15 May 2025 • Research A Bat-Like Robot Design Using Echolocation Could Help Find Disaster Survivors

Faculty and student research in AI and robotics comes together to create more effective and cost-efficient methods for search and rescue missions.

Khairul Islam ’25 overcame his aversion to artificial intelligence thanks to Assistant Professor of Mathematics and Computer Science Hanqing Hu.

Assistant Professor of Mathematics and Computer Science Hanqing Hu and Khairul Islam '25 adjust the motor speed on a circuit. 

Hu’s class, “Topics in Computer Science” Islam says, helped shift his mindset.

“That was a class that literally clicked so many things in my mind,” Islam recalls.  He was struggling with what seemed like an unsolvable problem when Hu helped him from 6 p.m. to 9 p.m. over Zoom. “I’ll never forget that. We solved my whole problem online,” Islam says.

Hu asks, “I did that?”

“Yes! It was the first class I had with you,” Islam replies.

It was the beginning of a partnership that merged Islam’s passion for robotics and Hu’s expertise in AI to create the basis for a potentially life-saving technology. The sensor-equipped robot is designed to find spaces to navigate through in dangerous environments.

“We are thinking about things like rescue robots where the environment is very complex. There could be a forest fire where you have a drone search for people, so it has to go through branches,” Hu says. “The majority of the research now is focused on evading objects. If they detect an object in the front, they go around it.”

In many cases, however, there is no way to get around an obstacle. Islam and Hu wanted to create a method for their robot to find gaps it could squeeze through to accomplish its missions.

Currently, there already exists technology to map out environments in copious detail. Gaps can then be easily found, but it’s expensive. A typical light-based sensor can cost between $200 to $500 and provide for more information than necessary for the job. Islam and Hu’s sensor costs only 47 cents.

That low cost is especially helpful in high-risk environments where the drones are likely to get damaged in operation. By using machine learning, Islam and Hu’s sensor, while less accurate than costlier sensors, can identify patterns in its measurements that indicate gaps in the surroundings.

In smoky environments, laser based sensors are inadequate, Hu explains. “Those are based on light, but the smoke will block the laser,” Hu says. “But our method can be used in smoke because it uses sound instead.”

Echolocation is by no means new to drone technology but using it to locate gaps in the environment is. The robot’s sensor rotates constantly performing distance measurements. With real-time processing, machine learning and visualization components, the system combines four layers of technology to detect gaps.

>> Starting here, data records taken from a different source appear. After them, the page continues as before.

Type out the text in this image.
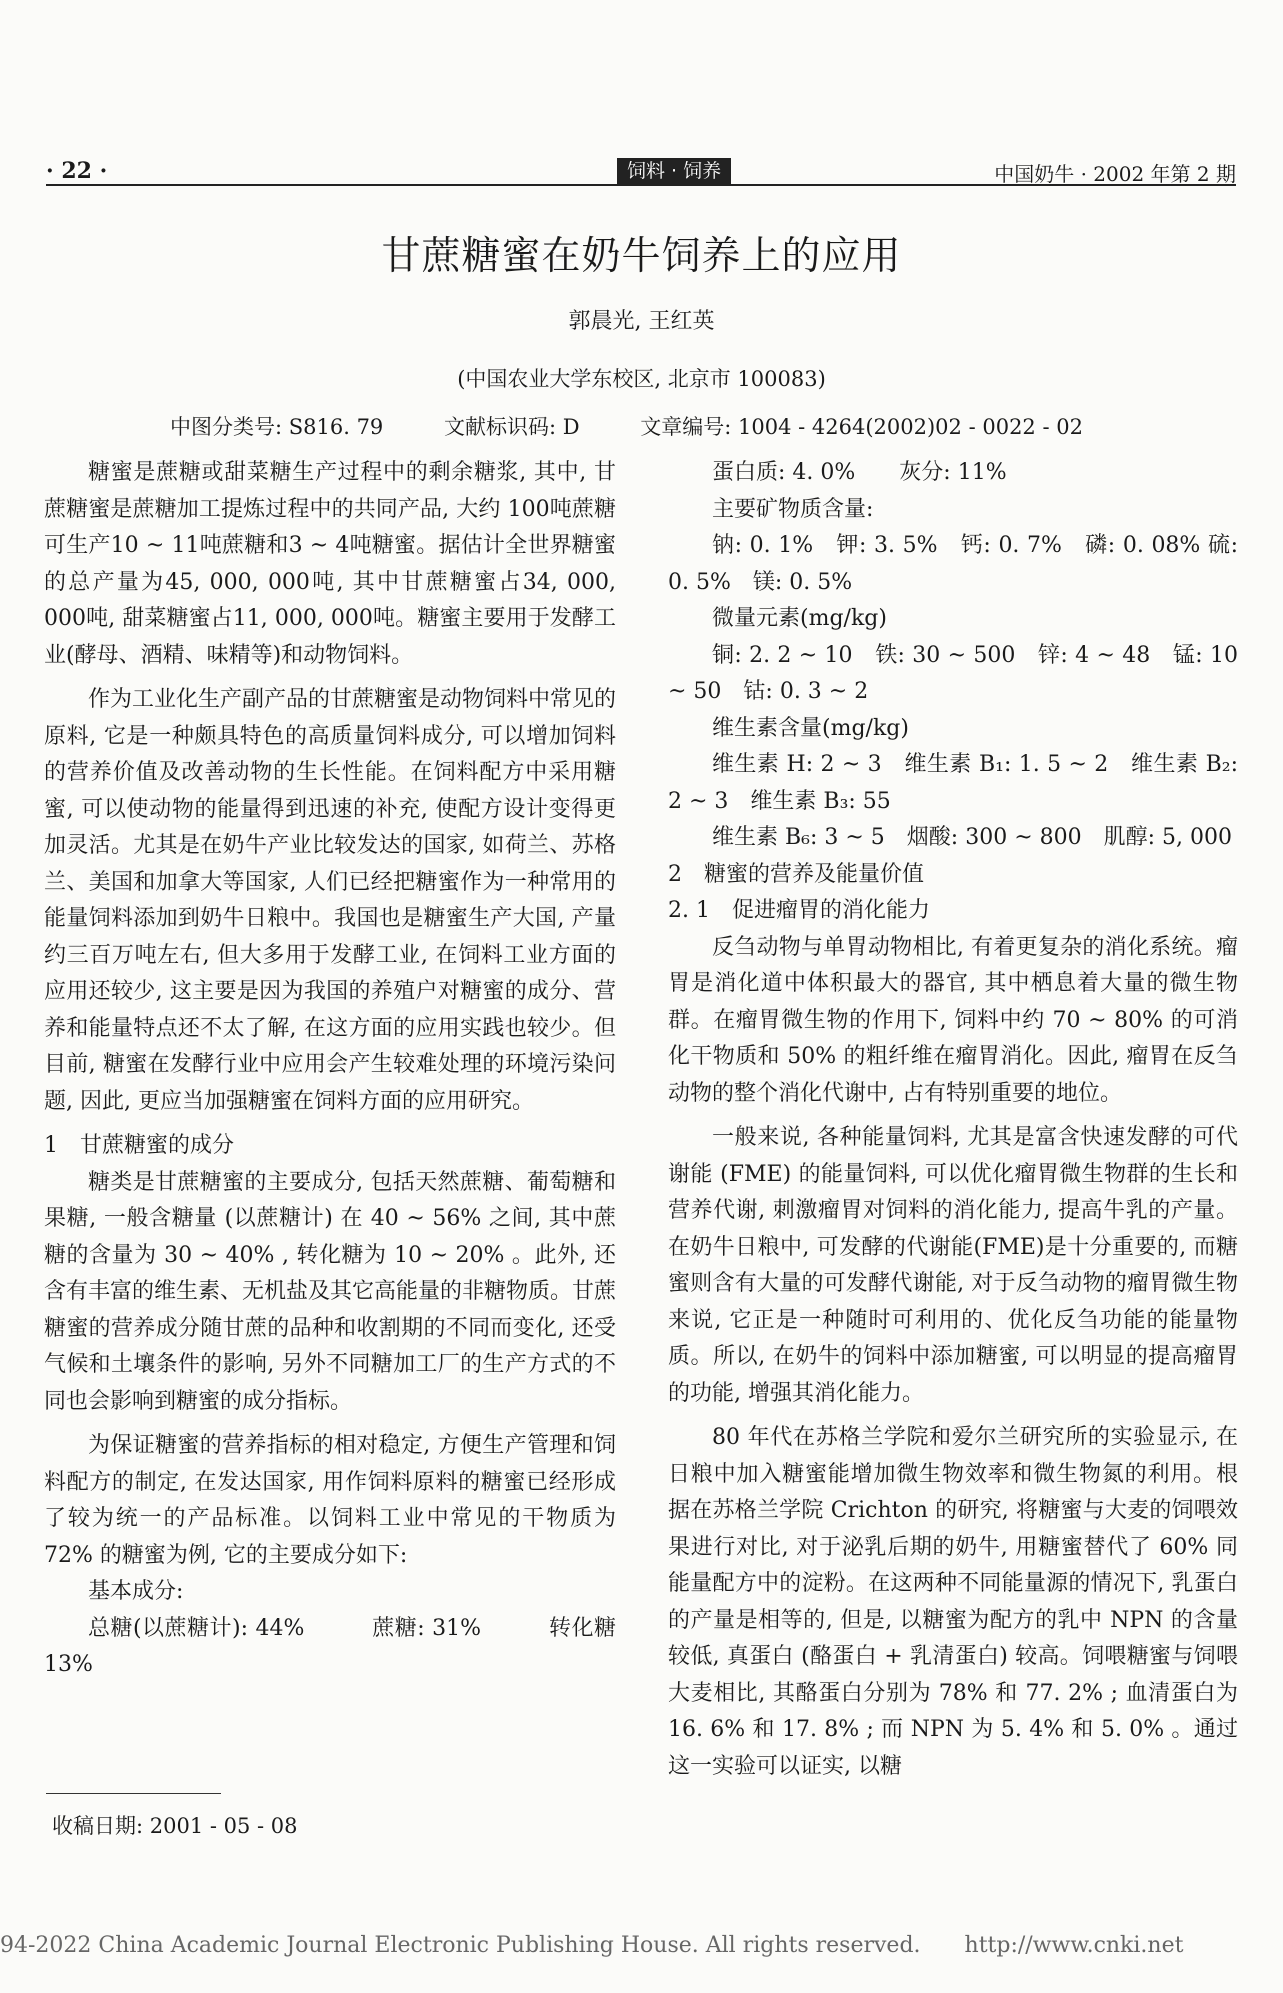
· 22 ·	饲料 · 饲养	中国奶牛 · 2002 年第 2 期
甘蔗糖蜜在奶牛饲养上的应用
郭晨光, 王红英
(中国农业大学东校区, 北京市 100083)
中图分类号: S816. 79	文献标识码: D	文章编号: 1004 - 4264(2002)02 - 0022 - 02

糖蜜是蔗糖或甜菜糖生产过程中的剩余糖浆, 其中, 甘蔗糖蜜是蔗糖加工提炼过程中的共同产品, 大约 100吨蔗糖可生产10 ~ 11吨蔗糖和3 ~ 4吨糖蜜。据估计全世界糖蜜的总产量为45, 000, 000吨, 其中甘蔗糖蜜占34, 000, 000吨, 甜菜糖蜜占11, 000, 000吨。糖蜜主要用于发酵工业(酵母、酒精、味精等)和动物饲料。

作为工业化生产副产品的甘蔗糖蜜是动物饲料中常见的原料, 它是一种颇具特色的高质量饲料成分, 可以增加饲料的营养价值及改善动物的生长性能。在饲料配方中采用糖蜜, 可以使动物的能量得到迅速的补充, 使配方设计变得更加灵活。尤其是在奶牛产业比较发达的国家, 如荷兰、苏格兰、美国和加拿大等国家, 人们已经把糖蜜作为一种常用的能量饲料添加到奶牛日粮中。我国也是糖蜜生产大国, 产量约三百万吨左右, 但大多用于发酵工业, 在饲料工业方面的应用还较少, 这主要是因为我国的养殖户对糖蜜的成分、营养和能量特点还不太了解, 在这方面的应用实践也较少。但目前, 糖蜜在发酵行业中应用会产生较难处理的环境污染问题, 因此, 更应当加强糖蜜在饲料方面的应用研究。

1　甘蔗糖蜜的成分

糖类是甘蔗糖蜜的主要成分, 包括天然蔗糖、葡萄糖和果糖, 一般含糖量 (以蔗糖计) 在 40 ~ 56% 之间, 其中蔗糖的含量为 30 ~ 40% , 转化糖为 10 ~ 20% 。此外, 还含有丰富的维生素、无机盐及其它高能量的非糖物质。甘蔗糖蜜的营养成分随甘蔗的品种和收割期的不同而变化, 还受气候和土壤条件的影响, 另外不同糖加工厂的生产方式的不同也会影响到糖蜜的成分指标。

为保证糖蜜的营养指标的相对稳定, 方便生产管理和饲料配方的制定, 在发达国家, 用作饲料原料的糖蜜已经形成了较为统一的产品标准。以饲料工业中常见的干物质为 72% 的糖蜜为例, 它的主要成分如下:

基本成分:

总糖(以蔗糖计): 44%　　　蔗糖: 31%　　　转化糖 13%

蛋白质: 4. 0%　　灰分: 11%

主要矿物质含量:

钠: 0. 1%　钾: 3. 5%　钙: 0. 7%　磷: 0. 08% 硫: 0. 5%　镁: 0. 5%

微量元素(mg/kg)

铜: 2. 2 ~ 10　铁: 30 ~ 500　锌: 4 ~ 48　锰: 10 ~ 50　钴: 0. 3 ~ 2

维生素含量(mg/kg)

维生素 H: 2 ~ 3　维生素 B₁: 1. 5 ~ 2　维生素 B₂: 2 ~ 3　维生素 B₃: 55

维生素 B₆: 3 ~ 5　烟酸: 300 ~ 800　肌醇: 5, 000

2　糖蜜的营养及能量价值

2. 1　促进瘤胃的消化能力

反刍动物与单胃动物相比, 有着更复杂的消化系统。瘤胃是消化道中体积最大的器官, 其中栖息着大量的微生物群。在瘤胃微生物的作用下, 饲料中约 70 ~ 80% 的可消化干物质和 50% 的粗纤维在瘤胃消化。因此, 瘤胃在反刍动物的整个消化代谢中, 占有特别重要的地位。

一般来说, 各种能量饲料, 尤其是富含快速发酵的可代谢能 (FME) 的能量饲料, 可以优化瘤胃微生物群的生长和营养代谢, 刺激瘤胃对饲料的消化能力, 提高牛乳的产量。在奶牛日粮中, 可发酵的代谢能(FME)是十分重要的, 而糖蜜则含有大量的可发酵代谢能, 对于反刍动物的瘤胃微生物来说, 它正是一种随时可利用的、优化反刍功能的能量物质。所以, 在奶牛的饲料中添加糖蜜, 可以明显的提高瘤胃的功能, 增强其消化能力。

80 年代在苏格兰学院和爱尔兰研究所的实验显示, 在日粮中加入糖蜜能增加微生物效率和微生物氮的利用。根据在苏格兰学院 Crichton 的研究, 将糖蜜与大麦的饲喂效果进行对比, 对于泌乳后期的奶牛, 用糖蜜替代了 60% 同能量配方中的淀粉。在这两种不同能量源的情况下, 乳蛋白的产量是相等的, 但是, 以糖蜜为配方的乳中 NPN 的含量较低, 真蛋白 (酪蛋白 + 乳清蛋白) 较高。饲喂糖蜜与饲喂大麦相比, 其酪蛋白分别为 78% 和 77. 2% ; 血清蛋白为 16. 6% 和 17. 8% ; 而 NPN 为 5. 4% 和 5. 0% 。通过这一实验可以证实, 以糖

收稿日期: 2001 - 05 - 08
94-2022 China Academic Journal Electronic Publishing House. All rights reserved.　　http://www.cnki.net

The result is 95 percent accuracy, Islam says, versus a 70-80 percent accuracy for the same sensor without machine learning.

Islam presented their paper, which included work by Anik Biswas ’28, in April via Zoom at the Association for Computing Machinery’s 2025 International Conference on Multimodal Interaction. Researching this project, Islam says, was intense but it didn’t deter him. On the contrary.

“For me, academia is research, and research is self-learning. When you're just studying for a class, you might memorize just to get by,” he says. “But in research, you feel the need to truly understand. It's beautiful!”

Originally from Dhaka, Bangladesh, Islam says he will be the first person in his extended family with an undergraduate degree. “That's why this journey matters so much to me,” Islam says.

“I started doing research back home just for fun. Then at Hobart and William Smith, my professors noticed my work, I got course credit during semesters and even got paid to conduct research during summers,” Islam says. “My hobby became my academic path! I've spent countless weekends and breaks in Eaton 116, and honestly, I'm one of the happiest people because of it.”

Islam plans to attend graduate schooll in the fall. He plans to  develop robotic arms using AI, robotics, and machine vision to detect and remove weeds in agricultural fields without damaging crops. By removing weeds mechanically, the system allows growers to forgo environmentally harmful herbicides.